There is a lot to learn about being a ballerina. It is hard work and can seem silly at times. If you fall over, don't panic. You don't have to be perfect! But when you walk out on the stage, it will feel like magic and fireworks and Christmas-tree lights in your tummy, and you'll know that no matter what, you're a real ballerina.
Also by Davina Bell and Jenny Lovlie, I Love Tractors! : the story of one little boy's obsession with all things tractor.
How to be a Real Ballerina is a humorous and inclusive book about the process of learning to become a ballet dancer. We learn about ballet through the eyes of the book's central character. We quickly get the impression that she has not found dance classes at all easy and that her natural wit and confident self-expression are somewhat at odds with the discipline required to succeed at ballet. There are challenges to overcome, like getting used to the costume and hairstyle, which are a little restrictive at first.
Having said that, the illustrations show a delightful and varied group of students who seem to be having a very enjoyable time learning the key steps. In fact, before long they can demonstrate the essential positions. The annual concert is an exciting and joyful occasion, when all the learning pays off, with the occasional mishap!

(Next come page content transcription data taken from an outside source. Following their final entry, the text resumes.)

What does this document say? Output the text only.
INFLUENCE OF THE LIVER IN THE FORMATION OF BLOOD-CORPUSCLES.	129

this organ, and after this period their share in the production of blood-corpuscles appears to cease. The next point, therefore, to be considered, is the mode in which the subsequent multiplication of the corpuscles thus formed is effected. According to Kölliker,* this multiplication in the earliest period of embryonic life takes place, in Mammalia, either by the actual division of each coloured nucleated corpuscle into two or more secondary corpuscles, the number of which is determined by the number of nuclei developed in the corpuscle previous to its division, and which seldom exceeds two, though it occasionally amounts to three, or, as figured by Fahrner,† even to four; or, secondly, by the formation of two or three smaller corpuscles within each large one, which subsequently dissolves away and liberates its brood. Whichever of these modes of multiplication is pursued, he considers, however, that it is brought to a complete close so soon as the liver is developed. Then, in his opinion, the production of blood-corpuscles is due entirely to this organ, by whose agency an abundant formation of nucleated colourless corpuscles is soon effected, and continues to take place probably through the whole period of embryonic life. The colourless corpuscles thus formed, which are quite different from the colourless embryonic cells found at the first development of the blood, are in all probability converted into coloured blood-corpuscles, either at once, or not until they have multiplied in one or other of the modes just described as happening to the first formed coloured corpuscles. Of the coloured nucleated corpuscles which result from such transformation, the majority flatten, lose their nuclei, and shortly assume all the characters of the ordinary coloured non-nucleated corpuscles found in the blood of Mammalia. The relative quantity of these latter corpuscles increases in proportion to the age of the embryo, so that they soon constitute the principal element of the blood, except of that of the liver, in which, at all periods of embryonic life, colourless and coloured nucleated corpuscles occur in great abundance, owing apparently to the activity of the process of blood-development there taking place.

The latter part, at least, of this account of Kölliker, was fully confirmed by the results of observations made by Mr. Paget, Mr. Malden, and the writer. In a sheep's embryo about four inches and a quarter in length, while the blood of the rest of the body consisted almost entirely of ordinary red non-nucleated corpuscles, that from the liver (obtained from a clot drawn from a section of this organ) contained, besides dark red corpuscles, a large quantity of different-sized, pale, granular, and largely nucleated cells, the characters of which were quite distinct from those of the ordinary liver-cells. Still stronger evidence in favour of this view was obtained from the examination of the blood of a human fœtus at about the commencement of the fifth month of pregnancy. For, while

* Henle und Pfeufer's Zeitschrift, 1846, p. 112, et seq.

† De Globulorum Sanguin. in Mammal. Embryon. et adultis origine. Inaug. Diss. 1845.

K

The messages are that dancing is for everyone, practice makes perfect, but it is more important to feel the magic of the dance. I especially enjoyed the narrator's voice, which gives an entertaining, personal account of how not to do ballet! Reading between the lines we can infer that she has been on quite a learning journey, through which she has acquired much wisdom. I love the fact that the cast of characters is ethnically diverse, male and female and includes a wheelchair dancer.
The illustrations are full of movement, expression, fun and vivacity. Look out for the playful cat on several of the pages. Part of the story is also told in the facial expressions of the characters, especially of the ballet teacher and the other adults in the book, as they react to the antics depicted.